Просьба о-ва Врангеля нас несколько смутила. Для исполнения прямых задач экспедиции—съемки и географического изучения Чукотского округа — нам необходимо было Остаться на материке. К тому-же мы уже очень запоздали и времени для нашей большой и ответственной работы оставалось очень мало. Кроме того, полет на остров и особенно перелет к пароходу, стоящему во льдах, являлся довольно рискованным: наши моторы имели в запасе всего 20 часов работы и их скоро нужно было менять. Могли ли мы, не имея прямых заданий от Арктического института и от владельца самолета, Комсеверпути, рисковать машиной и людьми? С другой стороны, действительно, только наш самолет мог помочь колонистам, и в случае нашего отказа они обрекались на новую зимовку.

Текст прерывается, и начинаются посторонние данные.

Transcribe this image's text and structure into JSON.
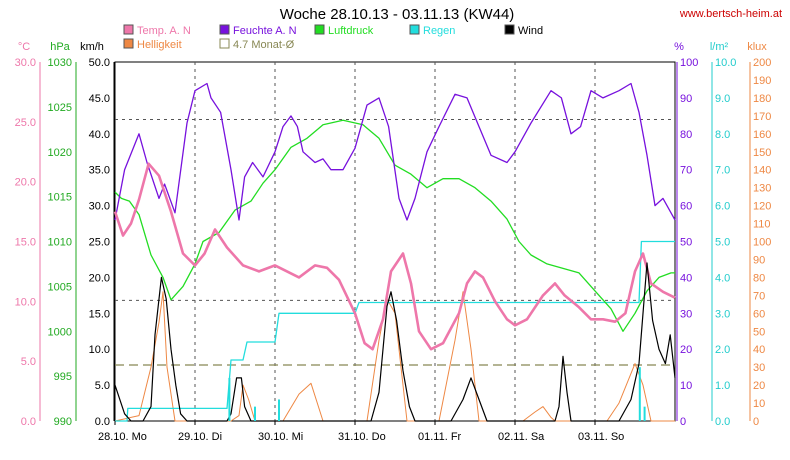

Я знал, что весь экипаж охотно пойдет в этот рискованный полет, и обсудив вопрос с Л. Петровым, ответил Евгенову согласием, обусловив, что мы сделаем только перелет с мыса Северного и обратно и вывезем 6 человек, а от перелета к пароходу, как очень рискованного, отказываемся. Евгенов обещал оставить на мысе Северном горючее для нас и продукты для острова.
1 сентября к вечеру наконец „Бристоль“, пусковой моторчик, был побежден,“ и 2-го мы вылетели на запад. Чтобы произвести съемку внутренних частей Чукотского полуострова, мы пошли вдали от моря, и вскоре белая полоса его льдов скрылась в дымке. Легко и быстро „Даша“ набрала высоту, яранги Уэлена превратились в кучку маленьких бугорков на узкой ленточке — косе. Под нами тянулись округленные серые горы с острыми гребнями утесов-кекуров кое-где на вершинах.
Мы шли прямо к Колючинской губе — заливу, памятному в истории полярной авиации: здесь в 1928 г. был разбит штормом и выброшен на косу самолет „Советский Север“.
Колгочинская губа встретила нас так же неприветливо: низко над водой стлались ватные облака, которые дальше на запад сливались в сплошной серый покров, и нам пришлось нырнуть между тучами вниз, к самой воде и итти бреющим полетом.